Jean-Baptiste Belley (1747-1805), représentant de Saint Domingue en 1797, membre de la Convention et député aux Cinq-Cents. C'est la première représentation d'un homme noir dans la position d'un législateur occidental qui s'appuie sur le piédestal du buste en marbre de l'abbé Guillaume Thomas François Raynal, sculpté par Espercieux.
Musée national du château de Versailles et de Trianon.
À deux ans, il avait traversé l'Atlantique dans la cale d'un négrier. À cinquante, il habitait rue des Mathurins.
Le 16 messidor an IV — 4 juillet 1796 — les registres parisiens mentionnent l'adresse d'un député au Conseil des Cinq-Cents : rue Neuve des Mathurins, Paris. Le député s'appelle Jean-Baptiste Mars Belley. C'est le premier homme noir à siéger dans une assemblée française.
Il est né vers 1746 sur l'île de Gorée, au Sénégal. Vendu à l'âge de deux ans à un négrier faisant voile vers Saint-Domingue, il grandit dans la colonie. Il rachète sa liberté — peut-être par son métier de perruquier au Cap-Français, les sources ne s'accordent pas. En 1777, il sert dans le corps des nègres libres lors de la guerre d'indépendance américaine et reçoit le surnom de « Mars » à Savannah. À la Révolution, il est capitaine d'infanterie aux colonies.

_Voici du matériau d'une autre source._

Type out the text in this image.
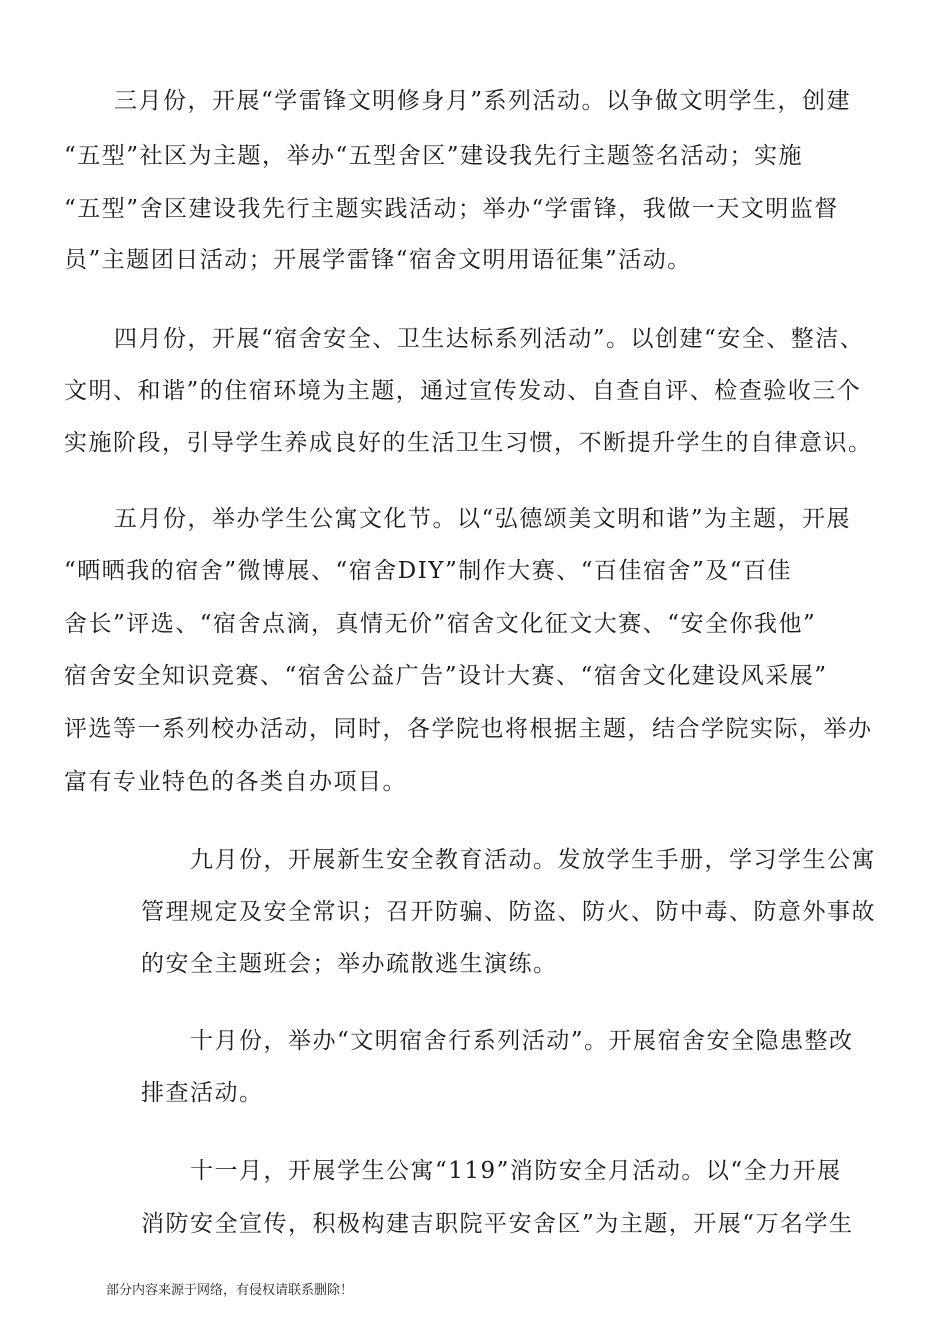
三月份，开展“学雷锋文明修身月”系列活动。以争做文明学生，创建
“五型”社区为主题，举办“五型舍区”建设我先行主题签名活动；实施
“五型”舍区建设我先行主题实践活动；举办“学雷锋，我做一天文明监督
员”主题团日活动；开展学雷锋“宿舍文明用语征集”活动。
四月份，开展“宿舍安全、卫生达标系列活动”。以创建“安全、整洁、
文明、和谐”的住宿环境为主题，通过宣传发动、自查自评、检查验收三个
实施阶段，引导学生养成良好的生活卫生习惯，不断提升学生的自律意识。
五月份，举办学生公寓文化节。以“弘德颂美文明和谐”为主题，开展
“晒晒我的宿舍”微博展、“宿舍DIY”制作大赛、“百佳宿舍”及“百佳
舍长”评选、“宿舍点滴，真情无价”宿舍文化征文大赛、“安全你我他”
宿舍安全知识竞赛、“宿舍公益广告”设计大赛、“宿舍文化建设风采展”
评选等一系列校办活动，同时，各学院也将根据主题，结合学院实际，举办
富有专业特色的各类自办项目。
九月份，开展新生安全教育活动。发放学生手册，学习学生公寓
管理规定及安全常识；召开防骗、防盗、防火、防中毒、防意外事故
的安全主题班会；举办疏散逃生演练。
十月份，举办“文明宿舍行系列活动”。开展宿舍安全隐患整改
排查活动。
十一月，开展学生公寓“119”消防安全月活动。以“全力开展
消防安全宣传，积极构建吉职院平安舍区”为主题，开展“万名学生
部分内容来源于网络，有侵权请联系删除！
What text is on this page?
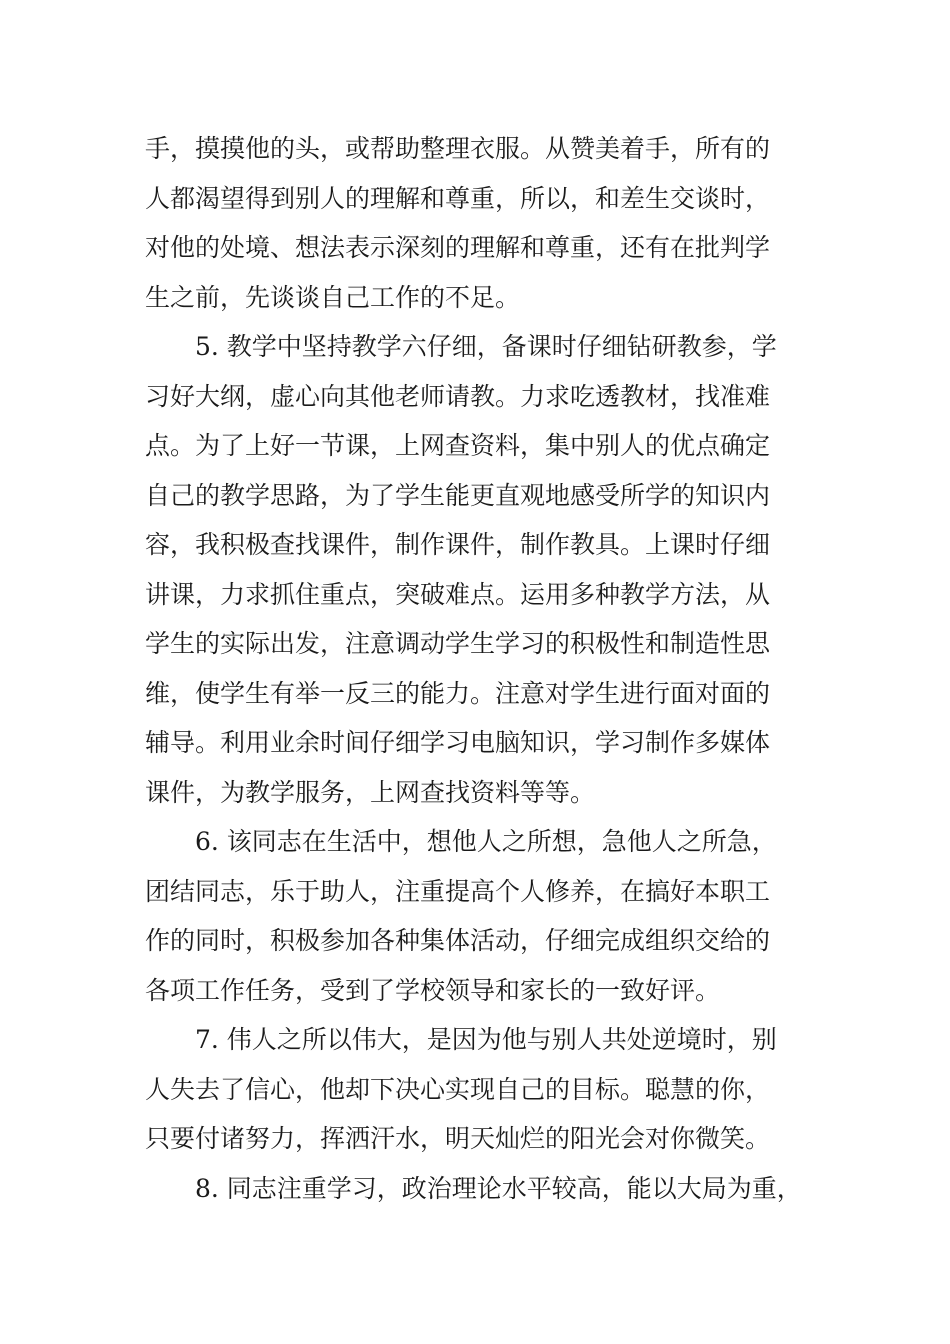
手，摸摸他的头，或帮助整理衣服。从赞美着手，所有的
人都渴望得到别人的理解和尊重，所以，和差生交谈时，
对他的处境、想法表示深刻的理解和尊重，还有在批判学
生之前，先谈谈自己工作的不足。
5. 教学中坚持教学六仔细，备课时仔细钻研教参，学
习好大纲，虚心向其他老师请教。力求吃透教材，找准难
点。为了上好一节课，上网查资料，集中别人的优点确定
自己的教学思路，为了学生能更直观地感受所学的知识内
容，我积极查找课件，制作课件，制作教具。上课时仔细
讲课，力求抓住重点，突破难点。运用多种教学方法，从
学生的实际出发，注意调动学生学习的积极性和制造性思
维，使学生有举一反三的能力。注意对学生进行面对面的
辅导。利用业余时间仔细学习电脑知识，学习制作多媒体
课件，为教学服务，上网查找资料等等。
6. 该同志在生活中，想他人之所想，急他人之所急，
团结同志，乐于助人，注重提高个人修养，在搞好本职工
作的同时，积极参加各种集体活动，仔细完成组织交给的
各项工作任务，受到了学校领导和家长的一致好评。
7. 伟人之所以伟大，是因为他与别人共处逆境时，别
人失去了信心，他却下决心实现自己的目标。聪慧的你，
只要付诸努力，挥洒汗水，明天灿烂的阳光会对你微笑。
8. 同志注重学习，政治理论水平较高，能以大局为重，
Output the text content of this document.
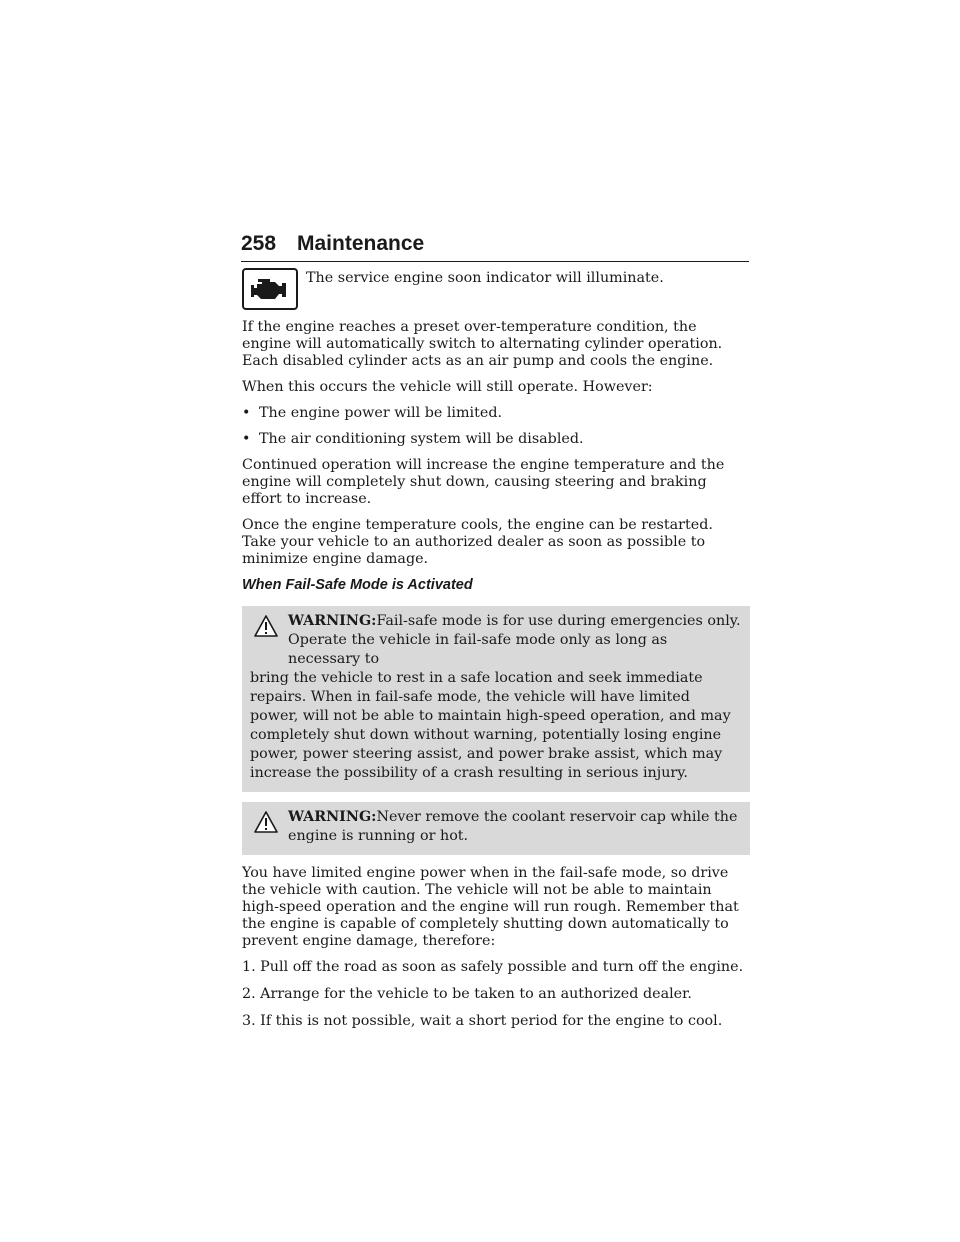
258 Maintenance
The service engine soon indicator will illuminate.

If the engine reaches a preset over-temperature condition, the engine will automatically switch to alternating cylinder operation. Each disabled cylinder acts as an air pump and cools the engine.

When this occurs the vehicle will still operate. However:

• The engine power will be limited.
• The air conditioning system will be disabled.

Continued operation will increase the engine temperature and the engine will completely shut down, causing steering and braking effort to increase.

Once the engine temperature cools, the engine can be restarted. Take your vehicle to an authorized dealer as soon as possible to minimize engine damage.

When Fail-Safe Mode is Activated
WARNING:Fail-safe mode is for use during emergencies only.
Operate the vehicle in fail-safe mode only as long as necessary to
bring the vehicle to rest in a safe location and seek immediate repairs. When in fail-safe mode, the vehicle will have limited power, will not be able to maintain high-speed operation, and may completely shut down without warning, potentially losing engine power, power steering assist, and power brake assist, which may increase the possibility of a crash resulting in serious injury.
WARNING:Never remove the coolant reservoir cap while the
engine is running or hot.

You have limited engine power when in the fail-safe mode, so drive the vehicle with caution. The vehicle will not be able to maintain high-speed operation and the engine will run rough. Remember that the engine is capable of completely shutting down automatically to prevent engine damage, therefore:

1. Pull off the road as soon as safely possible and turn off the engine.

2. Arrange for the vehicle to be taken to an authorized dealer.

3. If this is not possible, wait a short period for the engine to cool.
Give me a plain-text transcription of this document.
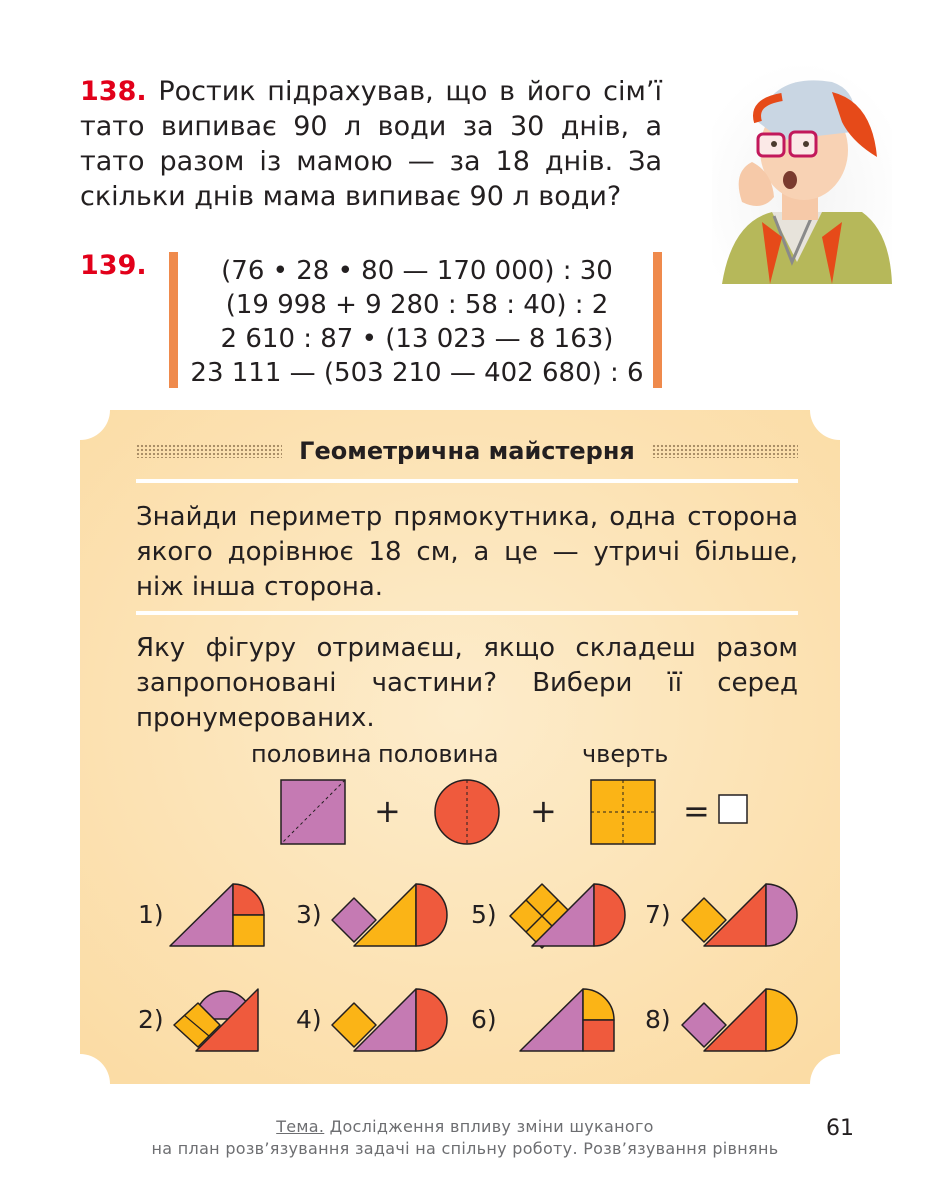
138. Ростик підрахував, що в його сім’ї тато випиває 90 л води за 30 днів, а тато разом із мамою — за 18 днів. За скільки днів мама випиває 90 л води?
139.	(76 • 28 • 80 — 170 000) : 30
(19 998 + 9 280 : 58 : 40) : 2
2 610 : 87 • (13 023 — 8 163)
23 111 — (503 210 — 402 680) : 6
Геометрична майстерня
Знайди периметр прямокутника, одна сторона якого дорівнює 18 см, а це — утричі більше, ніж інша сторона.
Яку фігуру отримаєш, якщо складеш разом запропоновані частини? Вибери її серед пронумерованих.
половина половина	чверть
+	+	=
1)
2)
3)
4)
5)
6)
7)
8)
Тема. Дослідження впливу зміни шуканого
на план розв’язування задачі на спільну роботу. Розв’язування рівнянь
61
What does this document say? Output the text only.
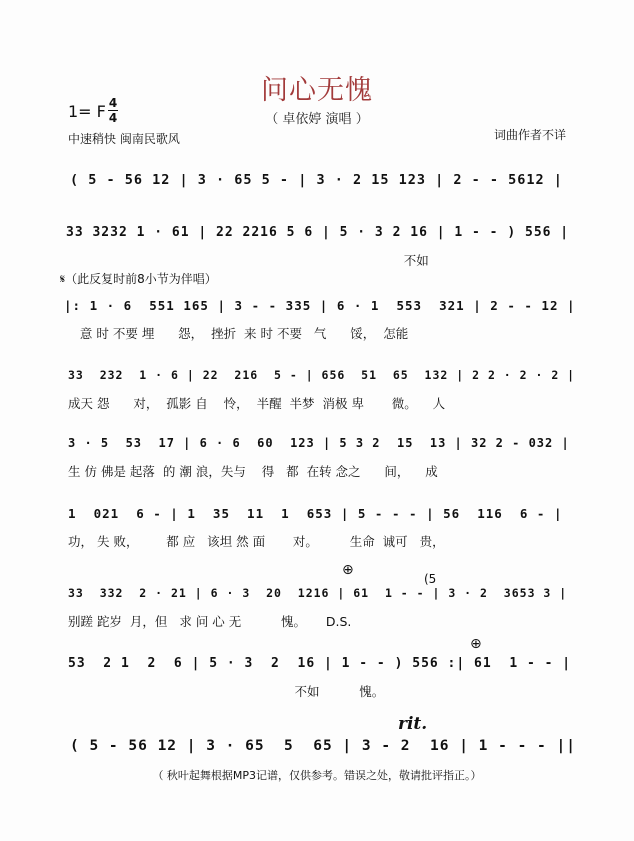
问心无愧
（ 卓依婷 演唱 ）
1= F 4
4
中速稍快 闽南民歌风	词曲作者不详
( 5 - 56 12 | 3 · 65 5 - | 3 · 2 15 123 | 2 - - 5612 |
33 3232 1 · 61 | 22 2216 5 6 | 5 · 3 2 16 | 1 - - ) 556 |
不如
𝄋（此反复时前8小节为伴唱）
|: 1 · 6  551 165 | 3 - - 335 | 6 · 1  553  321 | 2 - - 12 |
意 时 不要 埋      怨，  挫折  来 时 不要   气      馁，  怎能
33  232  1 · 6 | 22  216  5 - | 656  51  65  132 | 2 2 · 2 · 2 |
成天 怨      对，  孤影 自    怜，  半醒  半梦  消极 卑       微。    人
3 · 5  53  17 | 6 · 6  60  123 | 5 3 2  15  13 | 32 2 - 032 |
生 仿 佛是 起落  的 潮 浪，失与    得   都  在转 念之      间，    成
1  021  6 - | 1  35  11  1  653 | 5 - - - | 56  116  6 - |
功， 失 败，       都 应   该坦 然 面       对。        生命  诚可   贵，
⊕
(5
33  332  2 · 21 | 6 · 3  20  1216 | 61  1 - - | 3 · 2  3653 3 |
别蹉 跎岁  月，但   求 问 心 无          愧。     D.S.
⊕
53  2 1  2  6 | 5 · 3  2  16 | 1 - - ) 556 :| 61  1 - - |
不如          愧。
rit.
( 5 - 56 12 | 3 · 65  5  65 | 3 - 2  16 | 1 - - - ||
（ 秋叶起舞根据MP3记谱，仅供参考。错误之处，敬请批评指正。）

En septembre 1793, Saint-Domingue l'élit à la Convention, aux côtés de Mills et Dufay. Il arrive à Paris le 3 février 1794. Le lendemain, le 4 février, la Convention vote l'abolition de l'esclavage dans tous les territoires français. Ce n'est pas une coïncidence — c'est une séquence. La révolte avait commencé à Saint-Domingue en août 1791 ; le commissaire civil Sonthonax avait proclamé la liberté des esclaves en août 1793 pour les rallier contre les colons et les Anglais. La Convention ne libère pas les esclaves : elle entérine ce qu'ils ont obtenu eux-mêmes par le fer et le feu.
Belley siège. D'abord à la Convention jusqu'en 1795, puis au Conseil des Cinq-Cents jusqu'en 1797. C'est pendant ces années, rue des Mathurins, que Girodet le peint : debout, appuyé sur un buste de l'abbé Raynal — le philosophe qui avait écrit en 1770 qu'il viendra « ce grand homme que la nature doit peut-être à l'honneur de l'espèce humaine » pour venger les opprimés. Belley, dans le tableau, est cette réponse.
En 1797, il retourne à Saint-Domingue comme commandant de gendarmerie. Quand Bonaparte envoie l'expédition Leclerc en 1802 pour rétablir l'esclavage, Belley est suspendu, arrêté, déporté à Belle-Île-en-Mer.
Il y mourra le 6 août 1805. Sa succession totale s'élève à 1 697,50 francs. Haïti avait proclamé son indépendance un an et demi plus tôt, le 1er janvier 1804. Il n'avait pas pu y être.